The pattern is mature enough that the toolkit’s CI runs it on every commit. Consumer projects with their own plots should adopt the same pattern (it’s free coverage for hard-to-assert code).

Putting it all together#

A well-tested evaluation module has all four:

my_eval/
  metrics.py
tests/
  test_metrics_unit.py     # reference-equivalence vs sklearn
  test_metrics_props.py    # hypothesis @given invariants
  test_outputs_golden.py   # JSON schema validation on serialized results
  test_plots_visual.py     # pytest-mpl on plotting functions
  baseline/
    test_*.png             # pytest-mpl baselines

This is the structure eval-toolkit’s own tests/ follows. Consumer projects copying this pattern get the same defensive depth: math- invariant correctness, behavioral parity with canonical libraries, serialization stability, and visual stability.

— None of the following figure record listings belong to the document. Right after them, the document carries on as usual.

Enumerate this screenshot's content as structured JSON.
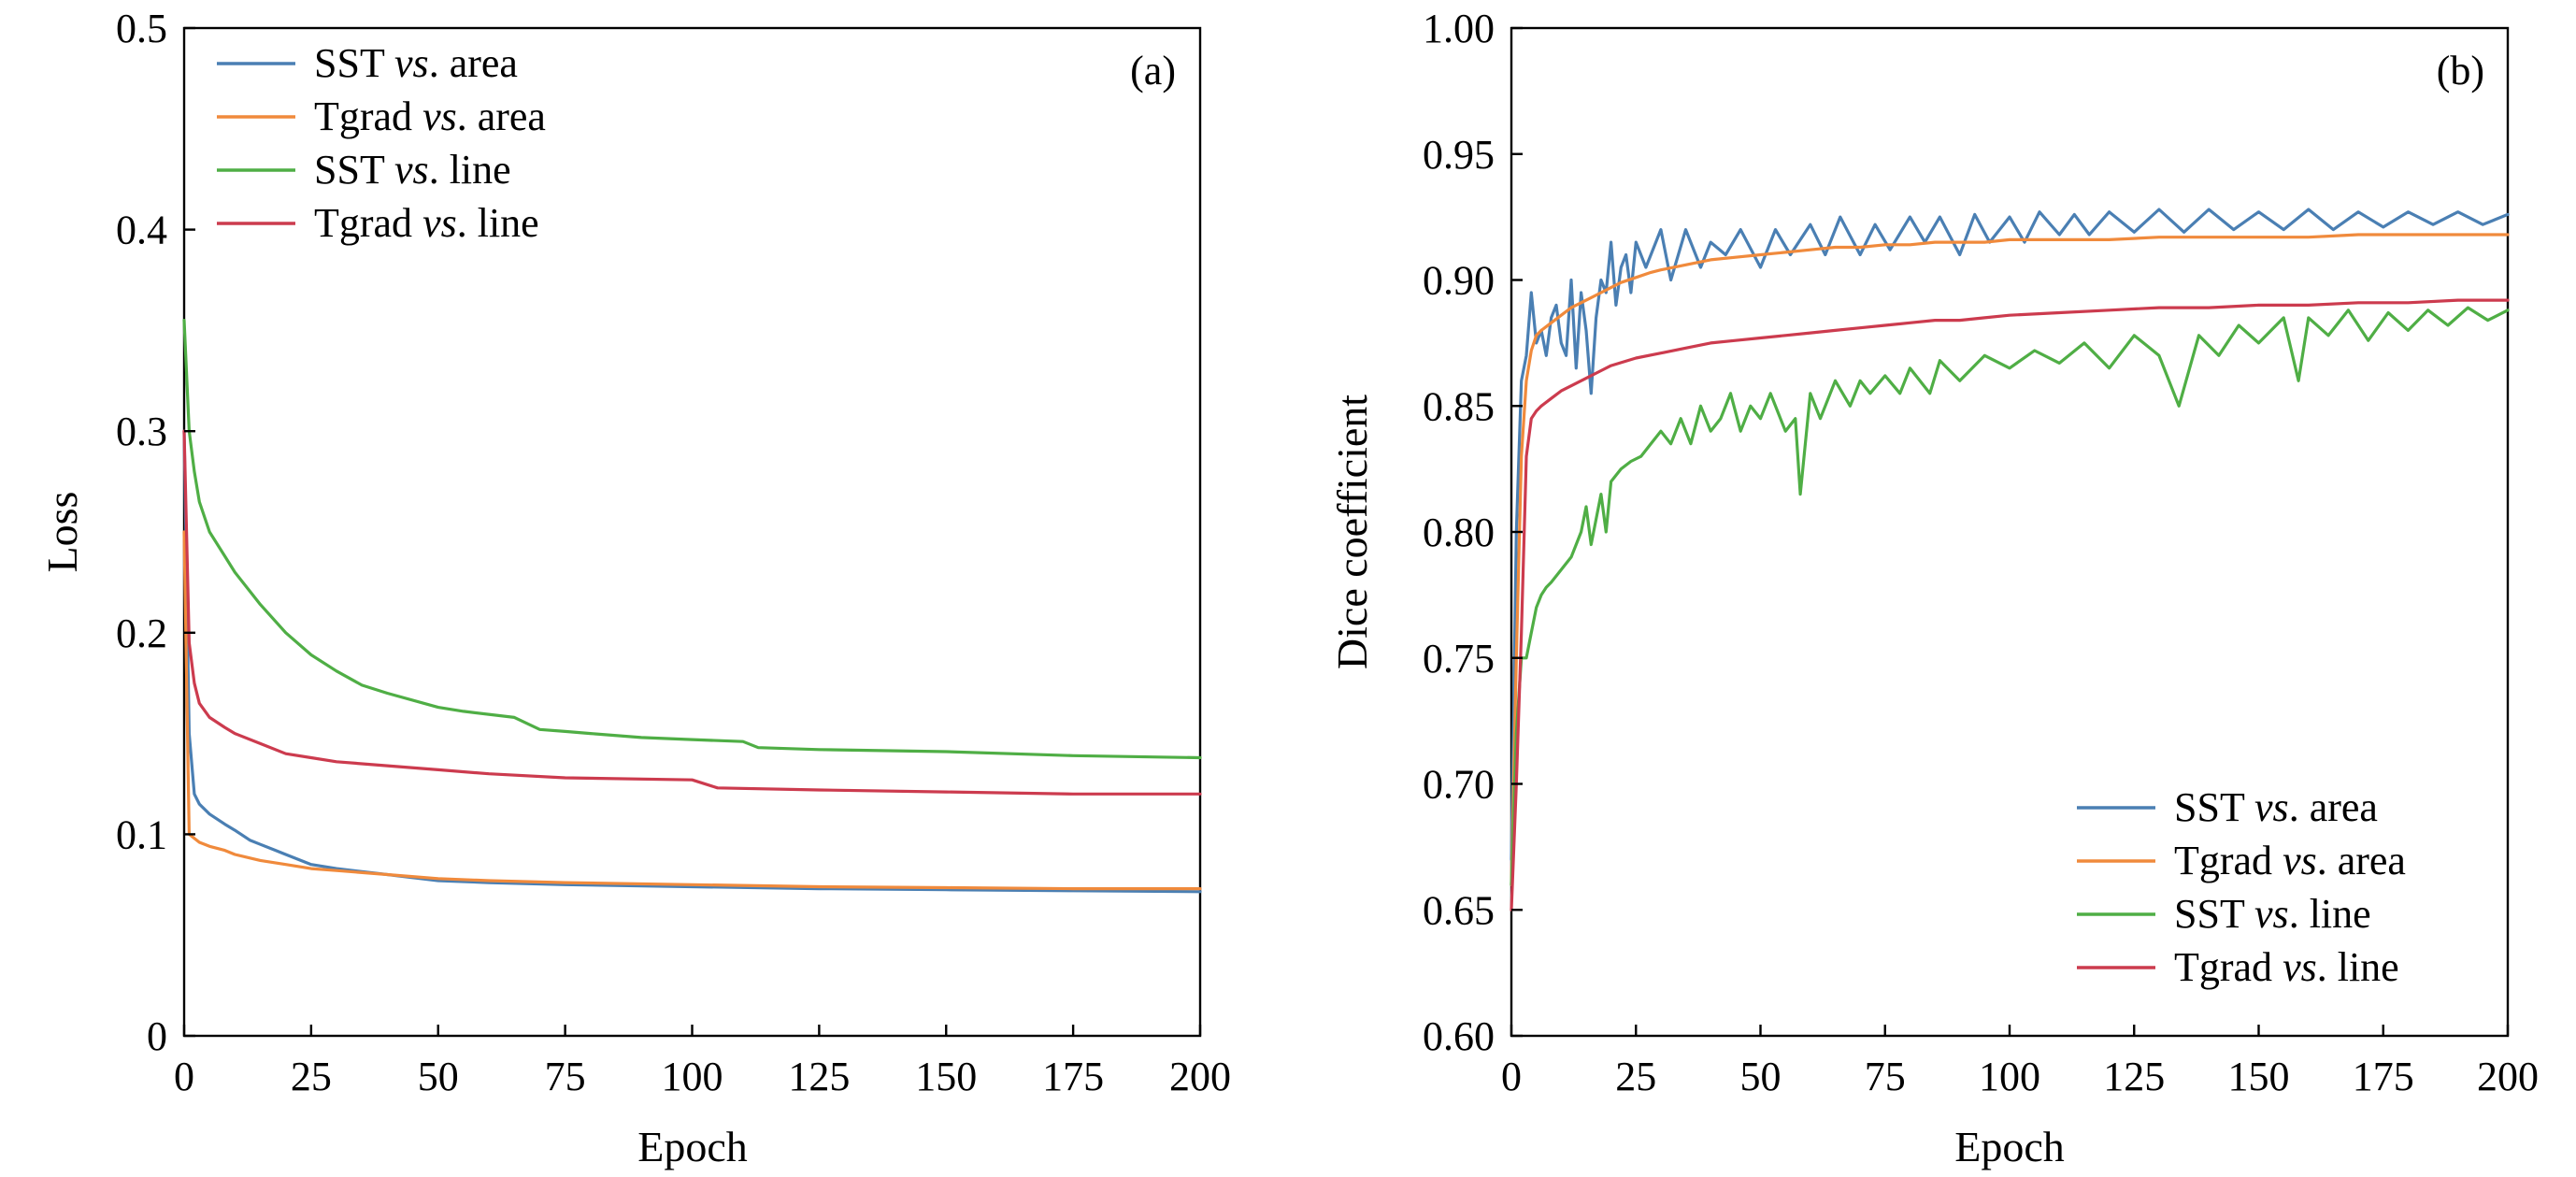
{
  "series_colors": {
    "sst_area": "#4a7fb3",
    "tgrad_area": "#f08a3c",
    "sst_line": "#4fae45",
    "tgrad_line": "#cc3b4e"
  },
  "chart_data": [
    {
      "id": "a",
      "type": "line",
      "panel_label": "(a)",
      "xlabel": "Epoch",
      "ylabel": "Loss",
      "xlim": [
        0,
        200
      ],
      "ylim": [
        0,
        0.5
      ],
      "xticks": [
        0,
        25,
        50,
        75,
        100,
        125,
        150,
        175,
        200
      ],
      "xtick_labels": [
        "0",
        "25",
        "50",
        "75",
        "100",
        "125",
        "150",
        "175",
        "200"
      ],
      "yticks": [
        0,
        0.1,
        0.2,
        0.3,
        0.4,
        0.5
      ],
      "ytick_labels": [
        "0",
        "0.1",
        "0.2",
        "0.3",
        "0.4",
        "0.5"
      ],
      "legend_position": "top-left",
      "legend": [
        {
          "key": "sst_area",
          "pre": "SST ",
          "vs": "vs",
          "post": ". area"
        },
        {
          "key": "tgrad_area",
          "pre": "Tgrad ",
          "vs": "vs",
          "post": ". area"
        },
        {
          "key": "sst_line",
          "pre": "SST ",
          "vs": "vs",
          "post": ". line"
        },
        {
          "key": "tgrad_line",
          "pre": "Tgrad ",
          "vs": "vs",
          "post": ". line"
        }
      ],
      "series": [
        {
          "key": "sst_area",
          "name": "SST vs. area",
          "x": [
            0,
            1,
            2,
            3,
            5,
            8,
            10,
            13,
            15,
            18,
            20,
            25,
            30,
            40,
            50,
            60,
            75,
            100,
            125,
            150,
            175,
            200
          ],
          "y": [
            0.3,
            0.15,
            0.12,
            0.115,
            0.11,
            0.105,
            0.102,
            0.097,
            0.095,
            0.092,
            0.09,
            0.085,
            0.083,
            0.08,
            0.077,
            0.076,
            0.075,
            0.074,
            0.073,
            0.0725,
            0.072,
            0.0715
          ]
        },
        {
          "key": "tgrad_area",
          "name": "Tgrad vs. area",
          "x": [
            0,
            1,
            2,
            3,
            5,
            8,
            10,
            15,
            20,
            25,
            30,
            40,
            50,
            60,
            75,
            100,
            125,
            150,
            175,
            200
          ],
          "y": [
            0.25,
            0.1,
            0.098,
            0.096,
            0.094,
            0.092,
            0.09,
            0.087,
            0.085,
            0.083,
            0.082,
            0.08,
            0.078,
            0.077,
            0.076,
            0.075,
            0.074,
            0.0735,
            0.073,
            0.073
          ]
        },
        {
          "key": "sst_line",
          "name": "SST vs. line",
          "x": [
            0,
            1,
            2,
            3,
            5,
            8,
            10,
            15,
            20,
            25,
            30,
            35,
            40,
            50,
            55,
            65,
            70,
            75,
            80,
            90,
            100,
            110,
            113,
            125,
            150,
            175,
            200
          ],
          "y": [
            0.355,
            0.3,
            0.28,
            0.265,
            0.25,
            0.238,
            0.23,
            0.214,
            0.2,
            0.189,
            0.181,
            0.174,
            0.17,
            0.163,
            0.161,
            0.158,
            0.152,
            0.151,
            0.15,
            0.148,
            0.147,
            0.146,
            0.143,
            0.142,
            0.141,
            0.139,
            0.138
          ]
        },
        {
          "key": "tgrad_line",
          "name": "Tgrad vs. line",
          "x": [
            0,
            1,
            2,
            3,
            5,
            8,
            10,
            15,
            20,
            25,
            30,
            40,
            50,
            60,
            75,
            100,
            105,
            125,
            150,
            175,
            200
          ],
          "y": [
            0.3,
            0.195,
            0.175,
            0.165,
            0.158,
            0.153,
            0.15,
            0.145,
            0.14,
            0.138,
            0.136,
            0.134,
            0.132,
            0.13,
            0.128,
            0.127,
            0.123,
            0.122,
            0.121,
            0.12,
            0.12
          ]
        }
      ]
    },
    {
      "id": "b",
      "type": "line",
      "panel_label": "(b)",
      "xlabel": "Epoch",
      "ylabel": "Dice coefficient",
      "xlim": [
        0,
        200
      ],
      "ylim": [
        0.6,
        1.0
      ],
      "xticks": [
        0,
        25,
        50,
        75,
        100,
        125,
        150,
        175,
        200
      ],
      "xtick_labels": [
        "0",
        "25",
        "50",
        "75",
        "100",
        "125",
        "150",
        "175",
        "200"
      ],
      "yticks": [
        0.6,
        0.65,
        0.7,
        0.75,
        0.8,
        0.85,
        0.9,
        0.95,
        1.0
      ],
      "ytick_labels": [
        "0.60",
        "0.65",
        "0.70",
        "0.75",
        "0.80",
        "0.85",
        "0.90",
        "0.95",
        "1.00"
      ],
      "legend_position": "bottom-right",
      "legend": [
        {
          "key": "sst_area",
          "pre": "SST ",
          "vs": "vs",
          "post": ". area"
        },
        {
          "key": "tgrad_area",
          "pre": "Tgrad ",
          "vs": "vs",
          "post": ". area"
        },
        {
          "key": "sst_line",
          "pre": "SST ",
          "vs": "vs",
          "post": ". line"
        },
        {
          "key": "tgrad_line",
          "pre": "Tgrad ",
          "vs": "vs",
          "post": ". line"
        }
      ],
      "series": [
        {
          "key": "sst_area",
          "name": "SST vs. area",
          "x": [
            0,
            1,
            2,
            3,
            4,
            5,
            6,
            7,
            8,
            9,
            10,
            11,
            12,
            13,
            14,
            15,
            16,
            17,
            18,
            19,
            20,
            21,
            22,
            23,
            24,
            25,
            27,
            30,
            32,
            35,
            38,
            40,
            43,
            46,
            50,
            53,
            56,
            60,
            63,
            66,
            70,
            73,
            76,
            80,
            83,
            86,
            90,
            93,
            96,
            100,
            103,
            106,
            110,
            113,
            116,
            120,
            125,
            130,
            135,
            140,
            145,
            150,
            155,
            160,
            165,
            170,
            175,
            180,
            185,
            190,
            195,
            200
          ],
          "y": [
            0.67,
            0.8,
            0.86,
            0.87,
            0.895,
            0.875,
            0.88,
            0.87,
            0.885,
            0.89,
            0.875,
            0.87,
            0.9,
            0.865,
            0.895,
            0.88,
            0.855,
            0.885,
            0.9,
            0.895,
            0.915,
            0.89,
            0.905,
            0.91,
            0.895,
            0.915,
            0.905,
            0.92,
            0.9,
            0.92,
            0.905,
            0.915,
            0.91,
            0.92,
            0.905,
            0.92,
            0.91,
            0.922,
            0.91,
            0.925,
            0.91,
            0.922,
            0.912,
            0.925,
            0.915,
            0.925,
            0.91,
            0.926,
            0.915,
            0.925,
            0.915,
            0.927,
            0.918,
            0.926,
            0.918,
            0.927,
            0.919,
            0.928,
            0.919,
            0.928,
            0.92,
            0.927,
            0.92,
            0.928,
            0.92,
            0.927,
            0.921,
            0.927,
            0.922,
            0.927,
            0.922,
            0.926
          ]
        },
        {
          "key": "tgrad_area",
          "name": "Tgrad vs. area",
          "x": [
            0,
            1,
            2,
            3,
            4,
            5,
            6,
            8,
            10,
            12,
            14,
            16,
            18,
            20,
            22,
            25,
            28,
            30,
            35,
            40,
            45,
            50,
            55,
            60,
            65,
            70,
            75,
            80,
            85,
            90,
            95,
            100,
            110,
            120,
            130,
            140,
            150,
            160,
            170,
            180,
            190,
            200
          ],
          "y": [
            0.66,
            0.75,
            0.83,
            0.86,
            0.872,
            0.878,
            0.88,
            0.883,
            0.886,
            0.889,
            0.891,
            0.893,
            0.895,
            0.897,
            0.899,
            0.901,
            0.903,
            0.904,
            0.906,
            0.908,
            0.909,
            0.91,
            0.911,
            0.912,
            0.913,
            0.913,
            0.914,
            0.914,
            0.915,
            0.915,
            0.915,
            0.916,
            0.916,
            0.916,
            0.917,
            0.917,
            0.917,
            0.917,
            0.918,
            0.918,
            0.918,
            0.918
          ]
        },
        {
          "key": "sst_line",
          "name": "SST vs. line",
          "x": [
            0,
            1,
            2,
            3,
            4,
            5,
            6,
            7,
            8,
            10,
            12,
            14,
            15,
            16,
            17,
            18,
            19,
            20,
            22,
            24,
            26,
            28,
            30,
            32,
            34,
            36,
            38,
            40,
            42,
            44,
            46,
            48,
            50,
            52,
            55,
            57,
            58,
            60,
            62,
            65,
            68,
            70,
            72,
            75,
            78,
            80,
            84,
            86,
            90,
            95,
            100,
            105,
            110,
            115,
            120,
            125,
            130,
            134,
            138,
            142,
            146,
            150,
            155,
            158,
            160,
            164,
            168,
            172,
            176,
            180,
            184,
            188,
            192,
            196,
            200
          ],
          "y": [
            0.66,
            0.72,
            0.75,
            0.75,
            0.76,
            0.77,
            0.775,
            0.778,
            0.78,
            0.785,
            0.79,
            0.8,
            0.81,
            0.795,
            0.805,
            0.815,
            0.8,
            0.82,
            0.825,
            0.828,
            0.83,
            0.835,
            0.84,
            0.835,
            0.845,
            0.835,
            0.85,
            0.84,
            0.845,
            0.855,
            0.84,
            0.85,
            0.845,
            0.855,
            0.84,
            0.845,
            0.815,
            0.855,
            0.845,
            0.86,
            0.85,
            0.86,
            0.855,
            0.862,
            0.855,
            0.865,
            0.855,
            0.868,
            0.86,
            0.87,
            0.865,
            0.872,
            0.867,
            0.875,
            0.865,
            0.878,
            0.87,
            0.85,
            0.878,
            0.87,
            0.882,
            0.875,
            0.885,
            0.86,
            0.885,
            0.878,
            0.888,
            0.876,
            0.887,
            0.88,
            0.888,
            0.882,
            0.889,
            0.884,
            0.888
          ]
        },
        {
          "key": "tgrad_line",
          "name": "Tgrad vs. line",
          "x": [
            0,
            1,
            2,
            3,
            4,
            5,
            6,
            8,
            10,
            12,
            15,
            18,
            20,
            25,
            30,
            35,
            40,
            45,
            50,
            55,
            60,
            65,
            70,
            75,
            80,
            85,
            90,
            95,
            100,
            110,
            120,
            130,
            140,
            150,
            160,
            170,
            180,
            190,
            200
          ],
          "y": [
            0.65,
            0.7,
            0.76,
            0.83,
            0.845,
            0.848,
            0.85,
            0.853,
            0.856,
            0.858,
            0.861,
            0.864,
            0.866,
            0.869,
            0.871,
            0.873,
            0.875,
            0.876,
            0.877,
            0.878,
            0.879,
            0.88,
            0.881,
            0.882,
            0.883,
            0.884,
            0.884,
            0.885,
            0.886,
            0.887,
            0.888,
            0.889,
            0.889,
            0.89,
            0.89,
            0.891,
            0.891,
            0.892,
            0.892
          ]
        }
      ]
    }
  ]
}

Pitfalls / Common mistakes#

Property tests with no actual invariants. “PR-AUC is a number” is not a property. The property tests in tests/test_metrics_props.py are templates of the real invariants (inversion, boundedness, monotone-invariance) — pattern-match those.
Reference tests with NaN tolerance. sklearn / scipy versions drift; allow pytest.approx(..., rel=1e-6)-level tolerance, not bit equality. Bit equality breaks across numpy / blas updates.
Golden snapshots that include non-deterministic fields. A RunResult snapshot that includes git_sha or wall_clock_seconds fails on every commit. Use schema validation (allows additive fields) or strip non-deterministic fields before snapshotting.
Property tests that hit external services. Hypothesis generates hundreds of inputs per run; if your test calls an LLM API per case, the bill is real. Use the smoke-test pattern (10 hand-picked inputs) for expensive predictors.
Visual regression baselines committed without review. A pytest-mpl failure can be silenced by re-generating the baseline. Treat baseline regeneration as a code change subject to PR review, not a “fix the test” reflex.